Monday, October 25, 2010

Tattered Outlaw of the Earth

Arsen suggested that the comparison in the poem in the last post was perhaps not entirely fair to the humble donkey, so here's an alternative poem, by Chesterton, as a token of reparation to Equus africanus asinus.

The Donkey
by G.K. Chesterton

When fishes flew and forests walked
And figs grew upon thorn,
Some moment when the moon was blood
Then surely I was born;

With monstrous head and sickening cry
And ears like errant wings,
The devil's walking parody
On all four-footed things.

The tattered outlaw of the earth,
Of ancient crooked will;
Starve, scourge, deride me: I am dumb,
I keep my secret still.

Fools! For I also had my hour;
One far fierce hour and sweet:
There was a shout about my ears,
And palms before my feet.

Another Poem Draft

New Atheist

The ass looked up to heaven; stars were there.
They sparkled, bright along the cloudy pass
And never diamond, ruby, sapphire was more fair
Than half the light one single star on high could share.
He brayed dismissal, turning back to lowly grass:
An ass who sees the heavens sees them as an ass.

Sunday, October 24, 2010

The Lute of Eros

by Francis Kazinczi
translated by Sir John Bowring

Add te Pyschéd' nekem, 'Eros, oh add ! 's vedd lautomat érte.

" Give me thy Psyche, young Eros! O give, and my lute will I give thee—
Doubled thy influence, Mighty One! doubled thy transports shall be."
I, for thy lute, give my Psyche, Apollo? My lute is mine arrow:
Said—and straight heaven-ward the magical arrow up flew;
Full on hexameters rush'd the arrow's loud whizzing ascension,
And as it whispering fell a pentameter woke.

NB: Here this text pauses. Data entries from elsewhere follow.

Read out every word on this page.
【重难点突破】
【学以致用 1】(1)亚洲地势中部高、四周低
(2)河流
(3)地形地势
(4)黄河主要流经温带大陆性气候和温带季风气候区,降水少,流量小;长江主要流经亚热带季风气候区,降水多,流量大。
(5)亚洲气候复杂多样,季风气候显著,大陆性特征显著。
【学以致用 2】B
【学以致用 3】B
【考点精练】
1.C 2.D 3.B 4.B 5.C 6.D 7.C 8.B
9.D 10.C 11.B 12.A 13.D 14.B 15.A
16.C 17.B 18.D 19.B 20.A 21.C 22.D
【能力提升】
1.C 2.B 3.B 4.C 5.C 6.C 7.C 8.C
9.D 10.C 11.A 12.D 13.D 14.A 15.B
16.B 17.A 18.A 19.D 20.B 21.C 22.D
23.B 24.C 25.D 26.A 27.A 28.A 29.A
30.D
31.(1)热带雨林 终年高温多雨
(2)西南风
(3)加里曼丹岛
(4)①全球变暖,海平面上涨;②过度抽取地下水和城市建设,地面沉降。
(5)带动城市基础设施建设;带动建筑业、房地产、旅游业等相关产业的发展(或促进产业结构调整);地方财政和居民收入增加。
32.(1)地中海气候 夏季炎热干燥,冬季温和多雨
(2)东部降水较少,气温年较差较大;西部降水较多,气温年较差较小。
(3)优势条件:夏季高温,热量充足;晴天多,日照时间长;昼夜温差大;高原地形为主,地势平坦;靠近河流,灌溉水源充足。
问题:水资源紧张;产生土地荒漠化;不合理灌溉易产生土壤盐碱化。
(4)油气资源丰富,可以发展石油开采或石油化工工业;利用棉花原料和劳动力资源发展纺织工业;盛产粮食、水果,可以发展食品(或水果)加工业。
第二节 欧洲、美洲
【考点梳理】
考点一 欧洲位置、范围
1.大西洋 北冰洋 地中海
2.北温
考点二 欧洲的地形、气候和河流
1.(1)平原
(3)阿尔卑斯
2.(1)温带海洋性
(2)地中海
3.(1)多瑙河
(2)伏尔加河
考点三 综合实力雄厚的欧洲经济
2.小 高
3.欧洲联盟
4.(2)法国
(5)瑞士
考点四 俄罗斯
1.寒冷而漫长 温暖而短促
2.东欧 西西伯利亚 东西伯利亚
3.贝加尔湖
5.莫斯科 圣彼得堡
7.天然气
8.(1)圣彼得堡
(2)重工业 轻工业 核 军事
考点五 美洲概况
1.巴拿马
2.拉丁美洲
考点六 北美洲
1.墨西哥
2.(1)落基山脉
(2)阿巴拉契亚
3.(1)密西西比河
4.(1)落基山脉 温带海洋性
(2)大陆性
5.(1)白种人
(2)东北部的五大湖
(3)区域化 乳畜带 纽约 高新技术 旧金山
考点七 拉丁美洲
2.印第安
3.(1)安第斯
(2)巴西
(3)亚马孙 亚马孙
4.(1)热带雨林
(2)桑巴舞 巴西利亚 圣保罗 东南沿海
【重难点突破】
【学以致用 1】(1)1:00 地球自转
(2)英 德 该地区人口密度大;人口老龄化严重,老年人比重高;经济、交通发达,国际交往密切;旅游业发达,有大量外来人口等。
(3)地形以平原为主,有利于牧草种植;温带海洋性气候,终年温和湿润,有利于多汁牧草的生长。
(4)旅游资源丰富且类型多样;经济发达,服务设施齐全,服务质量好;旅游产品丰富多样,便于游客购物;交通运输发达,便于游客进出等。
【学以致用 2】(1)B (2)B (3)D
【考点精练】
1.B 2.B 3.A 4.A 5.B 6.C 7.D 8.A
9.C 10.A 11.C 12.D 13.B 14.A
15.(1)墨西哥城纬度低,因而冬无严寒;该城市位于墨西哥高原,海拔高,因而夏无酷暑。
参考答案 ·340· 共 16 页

This is from Sir John Bowring's Poetry of the Magyars. Hexameters ascending and pentameters descending is actually a good symbolic correspondence. I haven't found much on Francis Kazinczi of Kazinez (Kazinezi Kazinczy Ferencz) except that he apparently spent six years in prison for revolutionary ideas and that he was part of a movement of Hungarian writers in the 18th century, the neologists or neologians, who worked to enrich and nativize the Hungarian language by coining new terms from Hungarian to replace foreign loan-words that had become increasingly common; a movement which (perhaps predictably) only had very limited success. Bowring developed a considerable reputation in the nineteenth century for translations into English from European languages: I've found translations by him from Russian, Hungarian, Polish, German, and Spanish. I've been trying to find Bowring's "Catherine," which is based on a poem by Zhukovsky, but to no avail.